Accurate mechanical system models are crucial for safe and stable control. Unlike linear systems, Lagrangian systems are highly nonlinear and difficult to optimize because of their unknown system model. Recent research thus used deep neural networks to generate linear models of original systems by mapping nonlinear dynamic systems into a linear space with a Koopman observable function encoder. The controller then relies on the Koopman linear model. However, without physical information constraints, ensuring control consistency between the original nonlinear system and the Koopman system is tough, as the learning process of the Koopman observation function is unsupervised.
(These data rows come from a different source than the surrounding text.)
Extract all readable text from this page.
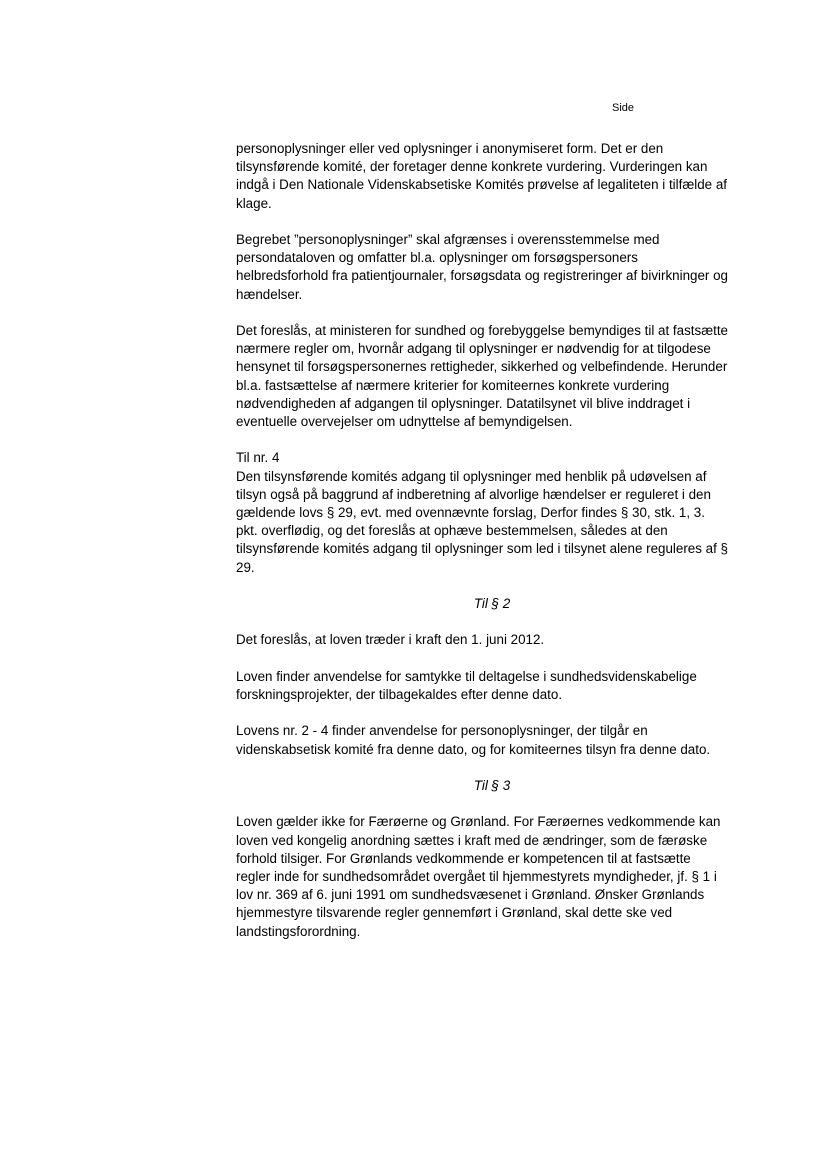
Side
personoplysninger eller ved oplysninger i anonymiseret form. Det er den
tilsynsførende komité, der foretager denne konkrete vurdering. Vurderingen kan
indgå i Den Nationale Videnskabsetiske Komités prøvelse af legaliteten i tilfælde af
klage.
Begrebet ”personoplysninger” skal afgrænses i overensstemmelse med
persondataloven og omfatter bl.a. oplysninger om forsøgspersoners
helbredsforhold fra patientjournaler, forsøgsdata og registreringer af bivirkninger og
hændelser.
Det foreslås, at ministeren for sundhed og forebyggelse bemyndiges til at fastsætte
nærmere regler om, hvornår adgang til oplysninger er nødvendig for at tilgodese
hensynet til forsøgspersonernes rettigheder, sikkerhed og velbefindende. Herunder
bl.a. fastsættelse af nærmere kriterier for komiteernes konkrete vurdering
nødvendigheden af adgangen til oplysninger. Datatilsynet vil blive inddraget i
eventuelle overvejelser om udnyttelse af bemyndigelsen.
Til nr. 4
Den tilsynsførende komités adgang til oplysninger med henblik på udøvelsen af
tilsyn også på baggrund af indberetning af alvorlige hændelser er reguleret i den
gældende lovs § 29, evt. med ovennævnte forslag, Derfor findes § 30, stk. 1, 3.
pkt. overflødig, og det foreslås at ophæve bestemmelsen, således at den
tilsynsførende komités adgang til oplysninger som led i tilsynet alene reguleres af §
29.
Til § 2
Det foreslås, at loven træder i kraft den 1. juni 2012.
Loven finder anvendelse for samtykke til deltagelse i sundhedsvidenskabelige
forskningsprojekter, der tilbagekaldes efter denne dato.
Lovens nr. 2 - 4 finder anvendelse for personoplysninger, der tilgår en
videnskabsetisk komité fra denne dato, og for komiteernes tilsyn fra denne dato.
Til § 3
Loven gælder ikke for Færøerne og Grønland. For Færøernes vedkommende kan
loven ved kongelig anordning sættes i kraft med de ændringer, som de færøske
forhold tilsiger. For Grønlands vedkommende er kompetencen til at fastsætte
regler inde for sundhedsområdet overgået til hjemmestyrets myndigheder, jf. § 1 i
lov nr. 369 af 6. juni 1991 om sundhedsvæsenet i Grønland. Ønsker Grønlands
hjemmestyre tilsvarende regler gennemført i Grønland, skal dette ske ved
landstingsforordning.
This paper thus proposes a two-stage learning algorithm that uses structural subnetworks to build a physics-informed network topology to simultaneously learn the Koopman observable functions and the system energy representation. In the Koopman matrix learning session, a quadratic-constrained optimization problem is solved to ensure that the Koopman representation satisfies the energy difference matching hard constraint. The proposed energy-preserving deep Lagrangian Koopman (EPDLK) framework effectively represents the dynamics of the Lagrangian system while ensuring control consistency. The effectiveness of EPDLK is compared with those of various Koopman observable function construction methods in multistep prediction and trajectory tracking tasks. EPDLK achieves better control consistency by guaranteeing energy difference matching, which facilitates the application of the control law generated on the Koopman system directly to the original nonlinear Lagrangian system.